A ÚLTIMA MISSÃO DO CABO MILTON: UMA HISTÓRIA REAL

Destacado na cidade mineira de Aimorés, o cabo Milton foi à captura de um pistoleiro, o qual, na cidade de Penha do Capim, proximidades de Aimorés; encontrava-se homiziado em uma casa na área rural.

Cercada a casa por cinco policiais, foi dada a ordem para que ele saísse. Esperaram, e nada. Não se sabia ao certo se havia outros pistoleiros com ele dentro da casa, quantas armas e quanta munição eles dispunham.

O cabo Milton, determinado e pragmático, tomou a iniciativa de entrar na casa. Não obstante a tensão que o momento lhes impunha, o seu sorriso se estampava. O sorriso dele era idêntico ao meu; ou talvez o meu sorriso é que seja parecido com o dele. Ele sorria porque não temia a morte, ainda que ele viesse. Outra vez nos parecemos. Além do sorriso, a forma natural do bigode nascer e a boca, muito igual.

Dois cobriram a janela do fundo. Um dava cobertura na entrada, e o cabo Milton e mais um prepararam-se para entrar na casa. Houve um grito de dentro da casa:

___Vai sair!

Esperaram. Saiu, mas era um menino que aparentava uns doze anos. Depois que teve a certeza de lhe perceberem ser inofensivo, acelerou o passo para correr.

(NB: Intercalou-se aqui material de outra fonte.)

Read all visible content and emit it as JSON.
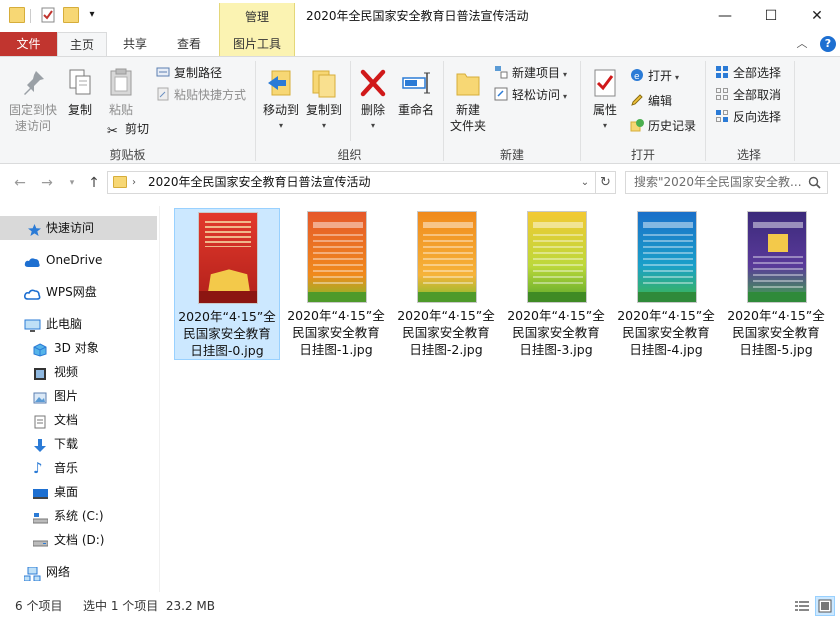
{
  "window": {
    "title": "2020年全民国家安全教育日普法宣传活动",
    "contextual_group": "管理",
    "minimize": "—",
    "maximize": "☐",
    "close": "✕"
  },
  "ribbon_tabs": [
    "文件",
    "主页",
    "共享",
    "查看",
    "图片工具"
  ],
  "ribbon": {
    "clipboard": {
      "label": "剪贴板",
      "pin": "固定到快速访问",
      "pin_line1": "固定到快",
      "pin_line2": "速访问",
      "copy": "复制",
      "paste": "粘贴",
      "copy_path": "复制路径",
      "paste_shortcut": "粘贴快捷方式",
      "cut": "剪切"
    },
    "organize": {
      "label": "组织",
      "move_to": "移动到",
      "copy_to": "复制到",
      "delete": "删除",
      "rename": "重命名"
    },
    "new": {
      "label": "新建",
      "new_folder_line1": "新建",
      "new_folder_line2": "文件夹",
      "new_item": "新建项目",
      "easy_access": "轻松访问"
    },
    "open": {
      "label": "打开",
      "properties": "属性",
      "open": "打开",
      "edit": "编辑",
      "history": "历史记录"
    },
    "select": {
      "label": "选择",
      "select_all": "全部选择",
      "select_none": "全部取消",
      "invert": "反向选择"
    }
  },
  "address": {
    "path": "2020年全民国家安全教育日普法宣传活动",
    "search_placeholder": "搜索\"2020年全民国家安全教..."
  },
  "sidebar": {
    "items": [
      {
        "label": "快速访问",
        "icon": "star-icon",
        "selected": true
      },
      {
        "label": "OneDrive",
        "icon": "cloud-icon"
      },
      {
        "label": "WPS网盘",
        "icon": "wps-cloud-icon"
      },
      {
        "label": "此电脑",
        "icon": "computer-icon"
      },
      {
        "label": "3D 对象",
        "icon": "cube-icon"
      },
      {
        "label": "视频",
        "icon": "video-icon"
      },
      {
        "label": "图片",
        "icon": "picture-icon"
      },
      {
        "label": "文档",
        "icon": "document-icon"
      },
      {
        "label": "下载",
        "icon": "download-icon"
      },
      {
        "label": "音乐",
        "icon": "music-icon"
      },
      {
        "label": "桌面",
        "icon": "desktop-icon"
      },
      {
        "label": "系统 (C:)",
        "icon": "drive-c-icon"
      },
      {
        "label": "文档 (D:)",
        "icon": "drive-d-icon"
      },
      {
        "label": "网络",
        "icon": "network-icon"
      }
    ]
  },
  "files": [
    {
      "line1": "2020年“4·15”全",
      "line2": "民国家安全教育",
      "line3": "日挂图-0.jpg",
      "theme": "#c72c22",
      "selected": true
    },
    {
      "line1": "2020年“4·15”全",
      "line2": "民国家安全教育",
      "line3": "日挂图-1.jpg",
      "theme": "#e5582a"
    },
    {
      "line1": "2020年“4·15”全",
      "line2": "民国家安全教育",
      "line3": "日挂图-2.jpg",
      "theme": "#f08a1c"
    },
    {
      "line1": "2020年“4·15”全",
      "line2": "民国家安全教育",
      "line3": "日挂图-3.jpg",
      "theme": "#7fbf2a"
    },
    {
      "line1": "2020年“4·15”全",
      "line2": "民国家安全教育",
      "line3": "日挂图-4.jpg",
      "theme": "#1aa0c9"
    },
    {
      "line1": "2020年“4·15”全",
      "line2": "民国家安全教育",
      "line3": "日挂图-5.jpg",
      "theme": "#5a3a9a"
    }
  ],
  "status": {
    "count": "6 个项目",
    "selection": "选中 1 个项目  23.2 MB"
  },
  "colors": {
    "file_tab": "#c1352f",
    "contextual_tab": "#fbf3b2",
    "selection": "#cce8ff"
  }
}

___Espere! Quantos estão lá dentro?

___Só ele! – Respondeu e correu.

Voltaram ao plano: invadir a casa. O cabo Milton, ousado e destemido, tomou a dianteira. Acenou aos outros para que voltassem às posições de cerco e invasão. Ele era alto e forte, 32 anos. Seu rosto quadrado, como o meu, exibiam salientes bochechas, iguais às minhas. Sua cabeça terminava no alinhamento com a parte posterior do pescoço, assim como eu sou.

Dois revólveres, um calibre 38 e o outro calibre 45. Munições nos bolsos e no cinto de guarnição. Empurrou a porta da frente com o pé direito, enquanto mantinha os dois revólveres apontados próximo ao corpo, um em cada mão, dedo no gatilho. Logo atrás vinha um soldado em sua cobertura, o qual preferiu trazer à mão um fuzil mosquetão, calibre 762.

Eles haviam saído de madrugada e, ao redor da casa, feito o cerco, esperaram que amanhecesse. Cada um deles havia deixado mulher e filhos em casa.

Olhando cuidadosamente, viu que a sala estava vazia. Entraram. Havia um corredor que ligava a sala a dois quartos no fundo e à cozinha. O banheiro era do lado de fora da casa. O dia estava claro, mas a casa estava sombria. Caminharam pé ante pé, mas a presença deles certamente era percebida. A adrenalina somada à coragem e à necessidade do serviço os impulsionava adiante. Sentia-se o corpo latejar respondendo às batidas do coração. O maior risco estava no último quarto, cuja porta estava diretamente defronte ao corredor, o qual terminava nela. O procurado poderia estar atrás da porta a observá-los por uma fresta e alvejá-los mesmo sem abri-la. A cozinha era o primeiro cômodo ao longo do corredor. Nela não havia ninguém. Abrigaram-se ali por um instante, a fim de se refazerem da tensão emocional que lhes pesava.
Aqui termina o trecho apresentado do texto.